Shakespeare's sonnets are a great look at love and its complexity--the truth about it, the odd contradictions and weird little feelings. One sonnet is great to read in autumn, it has a real sense of fall.

Try reading this sonnet two lines at a time, once in a while. If you are unused to this style, don't force it. Slowly fall into it. Think about what you feel about each metaphor or phrase, and then try to tie them together. There's a lot of ideas here, a lot of brilliance. Give it time, try it many times--give it its due. You don't much better and elegant than Shakespeare.

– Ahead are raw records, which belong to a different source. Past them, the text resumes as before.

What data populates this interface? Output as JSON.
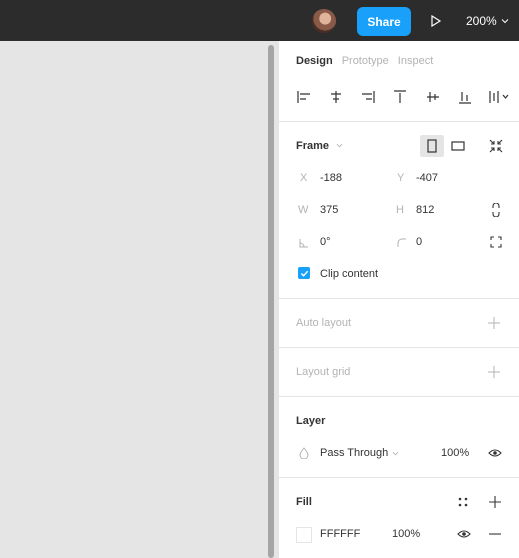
{
  "topbar": {
    "share_label": "Share",
    "zoom_value": "200%"
  },
  "panel": {
    "tabs": [
      {
        "label": "Design",
        "active": true
      },
      {
        "label": "Prototype",
        "active": false
      },
      {
        "label": "Inspect",
        "active": false
      }
    ],
    "frame": {
      "title": "Frame",
      "x_label": "X",
      "x_value": "-188",
      "y_label": "Y",
      "y_value": "-407",
      "w_label": "W",
      "w_value": "375",
      "h_label": "H",
      "h_value": "812",
      "rotation_value": "0°",
      "radius_value": "0",
      "clip_label": "Clip content",
      "clip_checked": true
    },
    "auto_layout": {
      "title": "Auto layout"
    },
    "layout_grid": {
      "title": "Layout grid"
    },
    "layer": {
      "title": "Layer",
      "blend_mode": "Pass Through",
      "opacity": "100%"
    },
    "fill": {
      "title": "Fill",
      "color_hex": "FFFFFF",
      "opacity": "100%"
    }
  },
  "colors": {
    "toolbar_bg": "#2c2c2c",
    "accent": "#18a0fb",
    "canvas_bg": "#e5e5e5",
    "panel_bg": "#ffffff",
    "text": "#333333",
    "muted": "#b3b3b3",
    "fill_swatch": "#ffffff"
  },
  "icons": [
    "avatar",
    "play-icon",
    "chevron-down-icon",
    "align-left-icon",
    "align-horizontal-center-icon",
    "align-right-icon",
    "align-top-icon",
    "align-vertical-center-icon",
    "align-bottom-icon",
    "distribute-icon",
    "portrait-frame-icon",
    "landscape-frame-icon",
    "resize-to-fit-icon",
    "constrain-proportions-icon",
    "rotation-icon",
    "corner-radius-icon",
    "independent-corners-icon",
    "checkmark-icon",
    "plus-icon",
    "blend-mode-icon",
    "eye-icon",
    "styles-icon",
    "minus-icon"
  ]
}
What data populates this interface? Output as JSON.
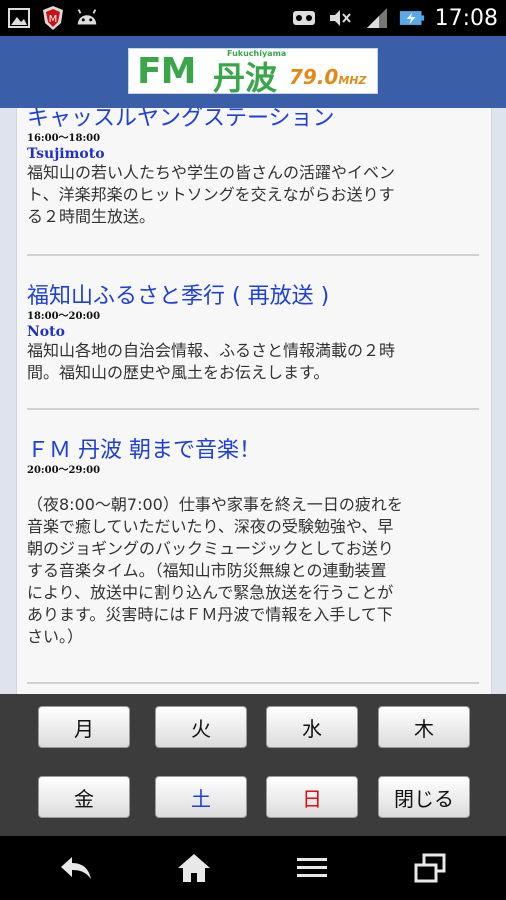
{
  "status_bar": {
    "time": "17:08",
    "icons": [
      "image-icon",
      "mcafee-shield-icon",
      "android-icon",
      "voicemail-icon",
      "mute-icon",
      "lte-signal-icon",
      "battery-charging-icon"
    ]
  },
  "header": {
    "logo": {
      "fm": "FM",
      "tanba": "丹波",
      "sub": "Fukuchiyama",
      "freq": "79.0",
      "unit": "MHZ"
    }
  },
  "programs": [
    {
      "title": "キャッスルヤングステーション",
      "time": "16:00～18:00",
      "host": "Tsujimoto",
      "description_lines": [
        "福知山の若い人たちや学生の皆さんの活躍やイベン",
        "ト、洋楽邦楽のヒットソングを交えながらお送りす",
        "る２時間生放送。"
      ]
    },
    {
      "title": "福知山ふるさと季行 ( 再放送 )",
      "time": "18:00～20:00",
      "host": "Noto",
      "description_lines": [
        "福知山各地の自治会情報、ふるさと情報満載の２時",
        "間。福知山の歴史や風土をお伝えします。"
      ]
    },
    {
      "title": "ＦＭ 丹波 朝まで音楽！",
      "time": "20:00～29:00",
      "host": "",
      "description_lines": [
        "（夜8:00～朝7:00）仕事や家事を終え一日の疲れを",
        "音楽で癒していただいたり、深夜の受験勉強や、早",
        "朝のジョギングのバックミュージックとしてお送り",
        "する音楽タイム。（福知山市防災無線との連動装置",
        "により、放送中に割り込んで緊急放送を行うことが",
        "あります。災害時にはＦＭ丹波で情報を入手して下",
        "さい。）"
      ]
    }
  ],
  "day_buttons": [
    {
      "label": "月",
      "color": "#111111"
    },
    {
      "label": "火",
      "color": "#111111"
    },
    {
      "label": "水",
      "color": "#111111"
    },
    {
      "label": "木",
      "color": "#111111"
    },
    {
      "label": "金",
      "color": "#111111"
    },
    {
      "label": "土",
      "color": "#1f3fd6"
    },
    {
      "label": "日",
      "color": "#e01010"
    },
    {
      "label": "閉じる",
      "color": "#111111"
    }
  ],
  "nav_bar": {
    "icons": [
      "back-icon",
      "home-icon",
      "menu-icon",
      "recent-apps-icon"
    ]
  }
}
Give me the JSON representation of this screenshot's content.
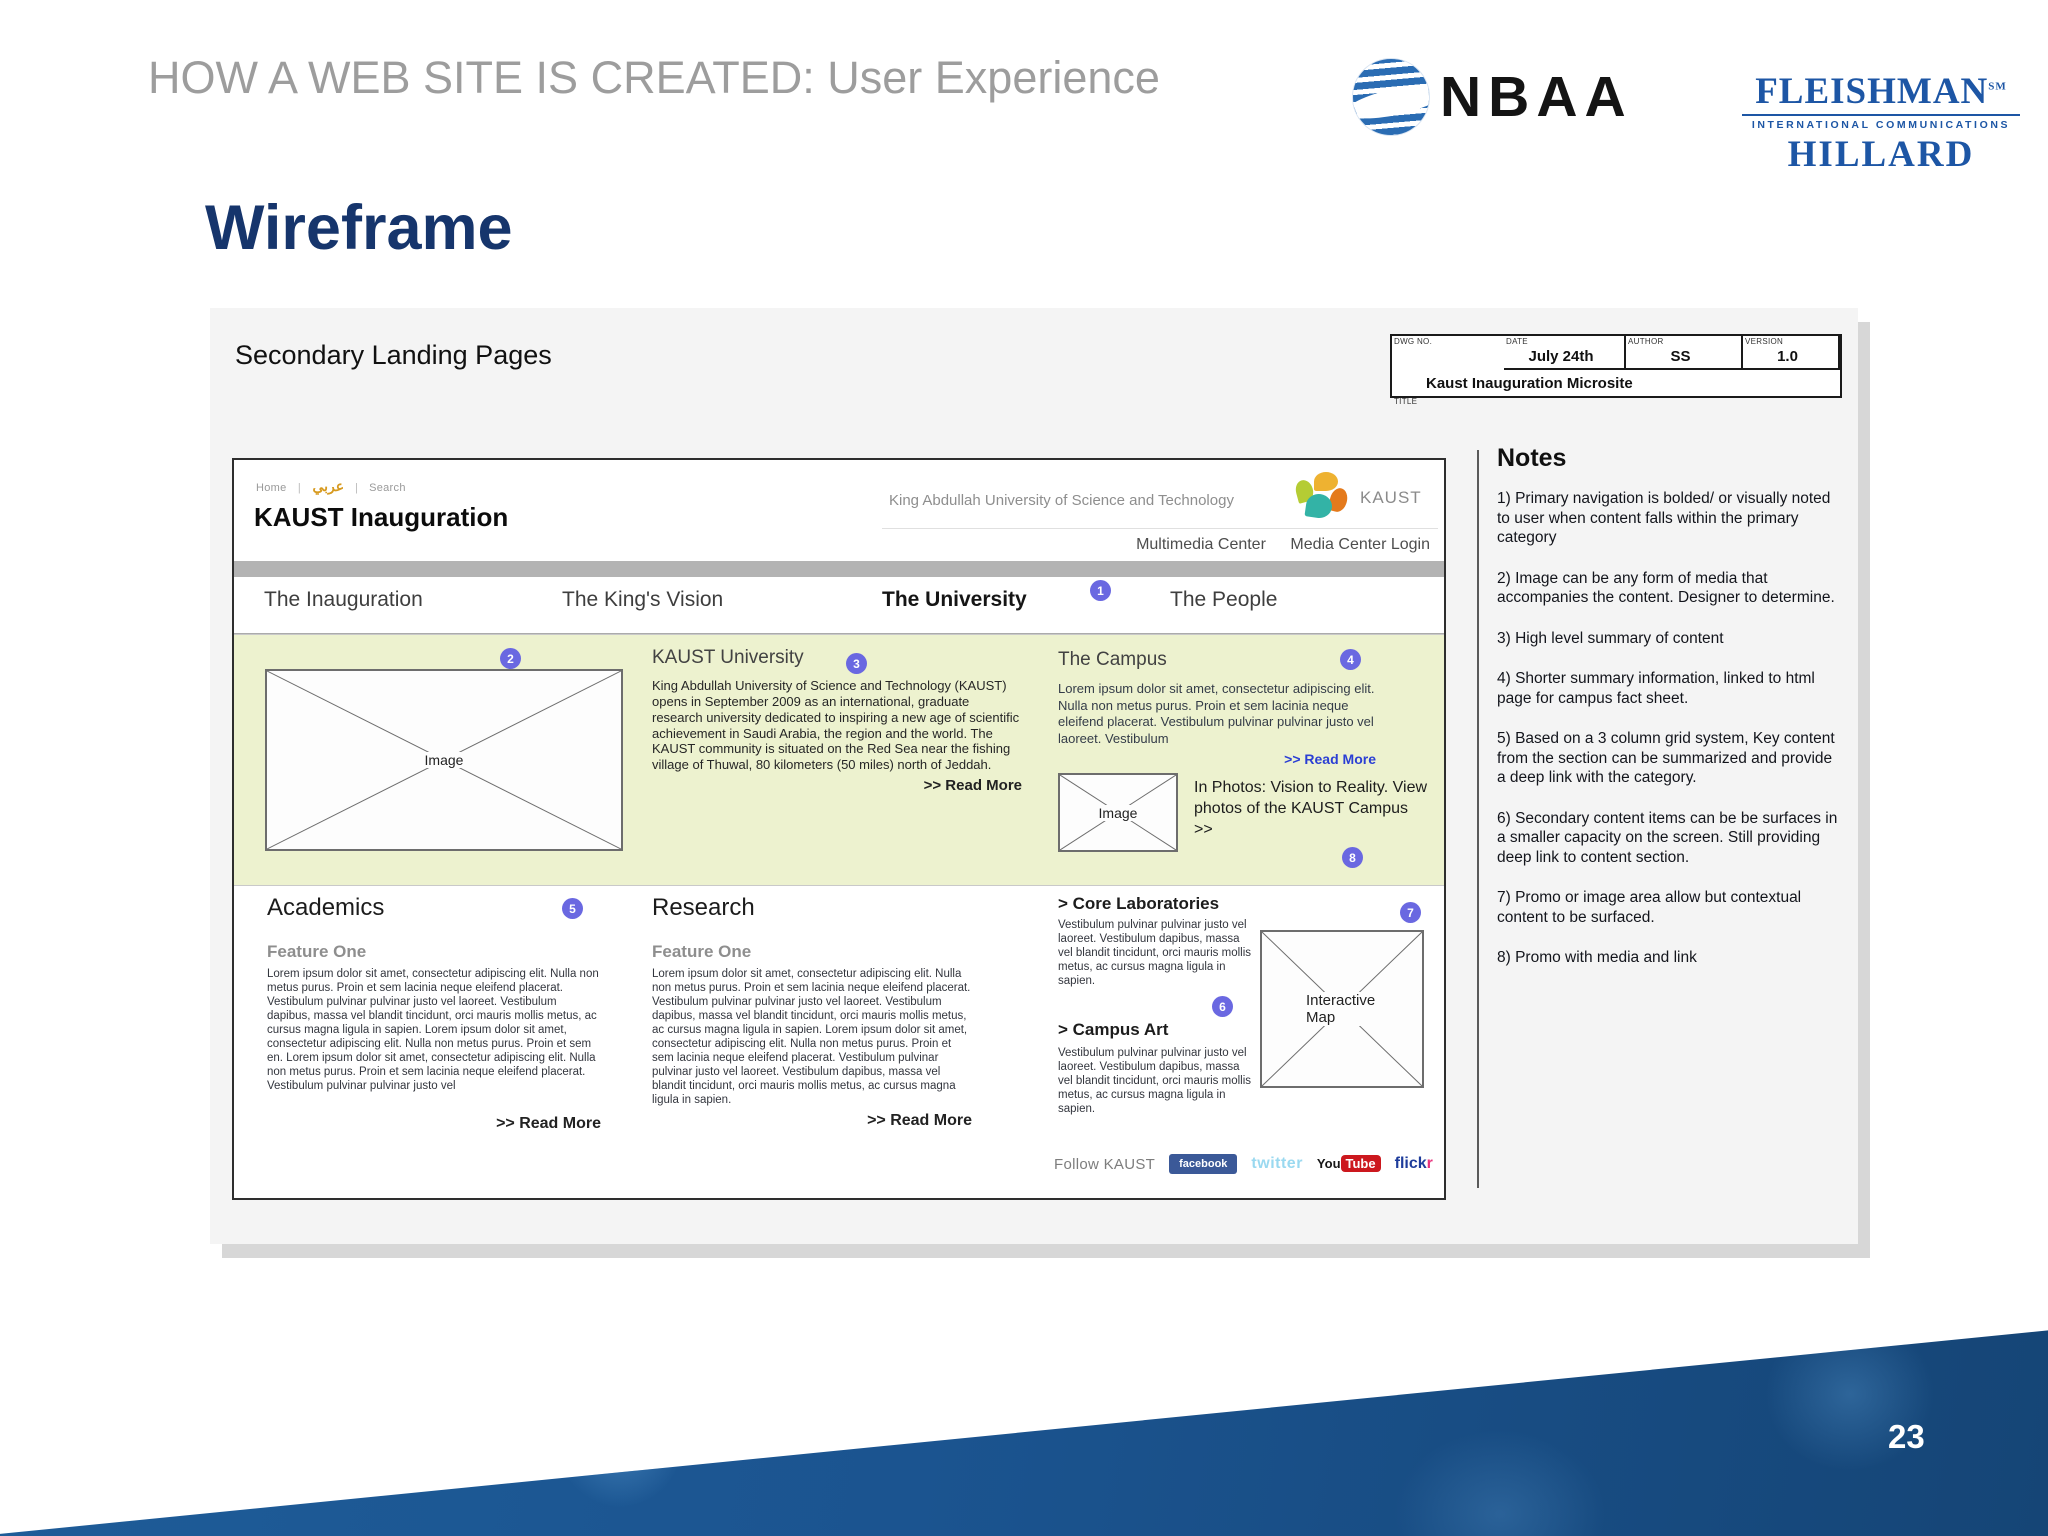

It's no. 73 [also, all sonnets were simply 'titled' by their first line, so numbers are simpler]:

That time of year thou mayst in me behold
When yellow leaves, or none, or few, do hang
Upon those boughs which shake against the cold,
Bare ruined choirs, where late the sweet birds sang.
In me thou see’st the twilight of such day
As after sunset fadeth in the west;
Which by and by black night doth take away,
Death’s second self, that seals up all in rest.
In me thou see’st the glowing of such fire,
That on the ashes of his youth doth lie,
As the deathbed whereon it must expire,
Consumed with that which it was nourished by.
  This thou perceiv’st, which makes thy love more strong,
  To love that well which thou must leave ere long.